You and your spouse are moving toward divorce, and you know you’ll have to divide your financial assets during property division. You’re worried this will give your spouse a chance to take a portion of the assets you consider yours, such as the money you’ve earned. Furthermore, California is a community property state, so you know that the court attempts to find a solution where assets are divided evenly between divorcing spouses.
What you’ve been considering is simply removing some assets from your name before property division. For instance, you might transfer ownership of a bank account to your brother or father. They would then own those assets, so they wouldn’t go through property division, and 50% of them wouldn’t be given to your soon-to-be ex.
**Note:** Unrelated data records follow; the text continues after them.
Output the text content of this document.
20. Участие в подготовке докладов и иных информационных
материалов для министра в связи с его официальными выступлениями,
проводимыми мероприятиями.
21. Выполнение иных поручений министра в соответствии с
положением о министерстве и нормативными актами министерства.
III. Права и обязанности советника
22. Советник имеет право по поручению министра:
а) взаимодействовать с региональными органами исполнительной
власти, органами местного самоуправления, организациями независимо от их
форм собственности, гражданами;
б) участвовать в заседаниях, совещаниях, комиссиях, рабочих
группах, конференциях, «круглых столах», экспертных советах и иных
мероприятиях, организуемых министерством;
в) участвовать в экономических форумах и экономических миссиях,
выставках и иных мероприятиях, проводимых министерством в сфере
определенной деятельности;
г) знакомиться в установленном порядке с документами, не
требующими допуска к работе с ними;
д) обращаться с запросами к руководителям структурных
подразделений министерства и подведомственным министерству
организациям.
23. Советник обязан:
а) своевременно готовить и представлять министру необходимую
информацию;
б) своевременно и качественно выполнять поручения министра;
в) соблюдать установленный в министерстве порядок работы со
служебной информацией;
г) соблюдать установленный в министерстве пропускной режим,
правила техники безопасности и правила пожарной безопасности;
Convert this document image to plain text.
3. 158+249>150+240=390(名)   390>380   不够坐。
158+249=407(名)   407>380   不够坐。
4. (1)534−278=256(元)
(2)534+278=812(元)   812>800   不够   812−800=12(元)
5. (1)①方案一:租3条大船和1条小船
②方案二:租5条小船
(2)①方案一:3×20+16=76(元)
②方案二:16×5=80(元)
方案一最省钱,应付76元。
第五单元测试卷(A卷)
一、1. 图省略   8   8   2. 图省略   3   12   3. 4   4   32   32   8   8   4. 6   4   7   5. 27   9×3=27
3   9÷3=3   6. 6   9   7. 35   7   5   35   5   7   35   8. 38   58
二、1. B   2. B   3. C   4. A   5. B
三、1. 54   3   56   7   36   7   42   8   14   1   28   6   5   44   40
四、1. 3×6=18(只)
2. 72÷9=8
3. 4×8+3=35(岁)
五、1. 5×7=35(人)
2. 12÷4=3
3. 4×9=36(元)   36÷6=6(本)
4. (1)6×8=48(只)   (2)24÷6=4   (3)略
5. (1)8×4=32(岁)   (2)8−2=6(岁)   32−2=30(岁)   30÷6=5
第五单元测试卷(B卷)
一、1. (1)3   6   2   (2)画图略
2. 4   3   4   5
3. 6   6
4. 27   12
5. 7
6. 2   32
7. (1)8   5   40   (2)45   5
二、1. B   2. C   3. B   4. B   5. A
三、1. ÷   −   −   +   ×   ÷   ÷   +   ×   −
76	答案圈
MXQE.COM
After the divorce concludes, your brother or father could transfer ownership back to you, allowing you to keep the entire balance of the account.
Hiding assets is prohibited
Many people try to do this, but it’s illegal to hide assets. From a legal standpoint, the discovery process is one of the first steps in a divorce. At this time, both you and your spouse must disclose the assets you own to the court.
If you transfer money out of your name shortly before the divorce and fail to disclose it, the court may examine your financial documents and transfer activity and find the money anyway. You could then be accused of illegally hiding assets and committing fraud by submitting improper disclosures to the court.
It’s important to avoid these types of common mistakes. That said, your divorce could still become contentious, and you need to understand all the legal options available to protect your assets.